Ein riesiges Problem gerade für kleinere Apotheken seien die mit Securpharm und der Datenschutz-Grundverordnung (DS-GVO) entstehenden neuen Anforderungen an Datenschutz und Dokumentation. „Da muss man das Rad nicht neu erfinden. Es ist sinnvoll, mit möglichst einfachen Softwarelösungen zu arbeiten, am besten mit Systemen, die in den jeweiligen Krankenhäusern bereits vorhanden sind.“ Man könne als Gruppe ganz andere Forderungen zur Funktionalität an Softwarehersteller stellen denn als einzelne Apotheke.
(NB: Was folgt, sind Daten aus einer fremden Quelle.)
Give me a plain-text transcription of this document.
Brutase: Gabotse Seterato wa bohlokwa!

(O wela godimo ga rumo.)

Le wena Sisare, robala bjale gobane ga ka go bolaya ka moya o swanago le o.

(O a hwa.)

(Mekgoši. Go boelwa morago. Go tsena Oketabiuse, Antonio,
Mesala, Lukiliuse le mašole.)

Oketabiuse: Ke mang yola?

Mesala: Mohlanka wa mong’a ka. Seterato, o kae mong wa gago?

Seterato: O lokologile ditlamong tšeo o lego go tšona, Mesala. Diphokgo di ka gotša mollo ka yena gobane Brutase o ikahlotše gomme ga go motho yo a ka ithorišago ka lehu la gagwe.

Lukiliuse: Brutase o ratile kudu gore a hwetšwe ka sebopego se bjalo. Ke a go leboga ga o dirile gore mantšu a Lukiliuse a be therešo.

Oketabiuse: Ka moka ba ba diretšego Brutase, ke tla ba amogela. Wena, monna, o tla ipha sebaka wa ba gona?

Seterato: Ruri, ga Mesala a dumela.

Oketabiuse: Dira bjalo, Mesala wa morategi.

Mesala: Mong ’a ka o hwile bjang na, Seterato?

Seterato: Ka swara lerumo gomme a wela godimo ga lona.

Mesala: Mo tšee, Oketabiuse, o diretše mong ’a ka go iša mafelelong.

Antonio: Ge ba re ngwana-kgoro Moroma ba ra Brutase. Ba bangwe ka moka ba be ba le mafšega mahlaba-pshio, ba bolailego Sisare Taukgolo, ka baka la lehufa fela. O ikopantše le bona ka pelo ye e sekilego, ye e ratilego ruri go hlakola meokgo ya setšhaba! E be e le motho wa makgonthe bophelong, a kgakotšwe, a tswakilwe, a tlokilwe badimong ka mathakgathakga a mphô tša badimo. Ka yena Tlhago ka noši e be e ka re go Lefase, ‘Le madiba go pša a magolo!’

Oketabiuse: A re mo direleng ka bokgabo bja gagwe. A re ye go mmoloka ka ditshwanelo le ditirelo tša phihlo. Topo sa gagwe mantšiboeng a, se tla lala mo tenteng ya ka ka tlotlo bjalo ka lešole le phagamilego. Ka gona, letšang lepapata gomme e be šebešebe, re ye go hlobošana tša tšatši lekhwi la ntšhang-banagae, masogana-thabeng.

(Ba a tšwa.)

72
Frisch in der Versorgung mit dazu gekommen ist das Josef-Hospital in Delmenhorst. „Es hat sich nach einer Apotheke umgeschaut, die dabei helfen kann, die Patientensicherheit und das Vertrauen bei Patienten und Mitarbeitern zu erhöhen“, so Blake. „Gleichzeitig muss das Krankenhaus sehr auf das Budget achten.“ Die Antares-Apotheke in Bremen übernahm.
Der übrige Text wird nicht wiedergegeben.